Jagdish Bhagwati is an Indian-born classical liberal economist who became globalization's foremost intellectual defender, arguing that open trade advances development and human welfare

Jagdish Bhagwati is an Indian-born economist, long based at Columbia University, whose work made him one of the most prominent intellectual champions of free trade and globalization. Trained in the mid-twentieth century when development economics leaned heavily toward planning, import substitution, and state direction, Bhagwati emerged as a forceful critic of protectionism, arguing that openness to trade offered poorer countries a more reliable path to growth than inward-looking industrial policy. His shift reflected a broader turn in economic thinking, and his own homeland's later liberalization gave his arguments particular resonance. He is associated with technical contributions to trade theory as well as with a public role as an advocate for liberal internationalism in economic affairs.

Politically, Bhagwati is best understood as a liberal in the classical, market-friendly sense who nonetheless engaged seriously with the moral and distributive concerns raised by critics of globalization. He argued that expanding trade tends to advance social goals—reducing poverty, and in many cases improving conditions for workers, women, and the environment—rather than undermining them, positioning himself against both left-wing anti-globalization movements and the more managed forms of capitalism.

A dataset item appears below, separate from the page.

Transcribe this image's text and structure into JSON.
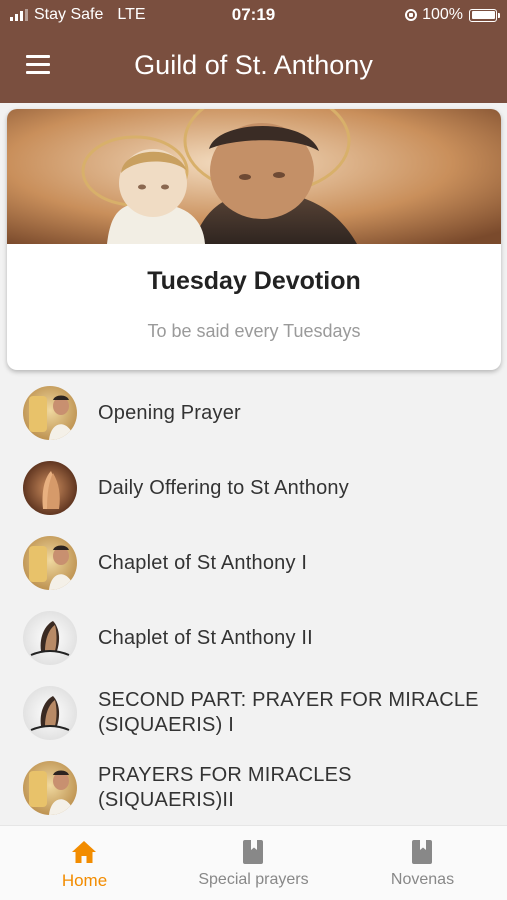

At the same time, he drew a sharp and influential distinction between the free movement of goods, which he defended robustly, and the free movement of short-term capital, toward which he was far more skeptical, warning that unregulated capital flows could destabilize developing economies.

A recurring theme in his political economy is a preference for multilateral, rule-based liberalization over preferential and bilateral trade arrangements, which he regarded with suspicion as fragmenting the trading system and privileging politically favored partners. This made him a defender of institutions built to govern global commerce on nondiscriminatory terms. He was also a persistent advocate for more open immigration and for viewing migration as part of the same liberalizing logic he applied to goods.

Bhagwati's influence lies less in a single grand political theory than in his sustained public case that economic openness and human welfare are allies rather than opponents. Through scholarly writing, popular books, and vigorous debate, he shaped how policymakers, journalists, and students argued about globalization, offering a reasoned counterweight to protectionist populism on both the right and the left while conceding that markets require sound institutions and appropriate regulation to serve broadly shared ends.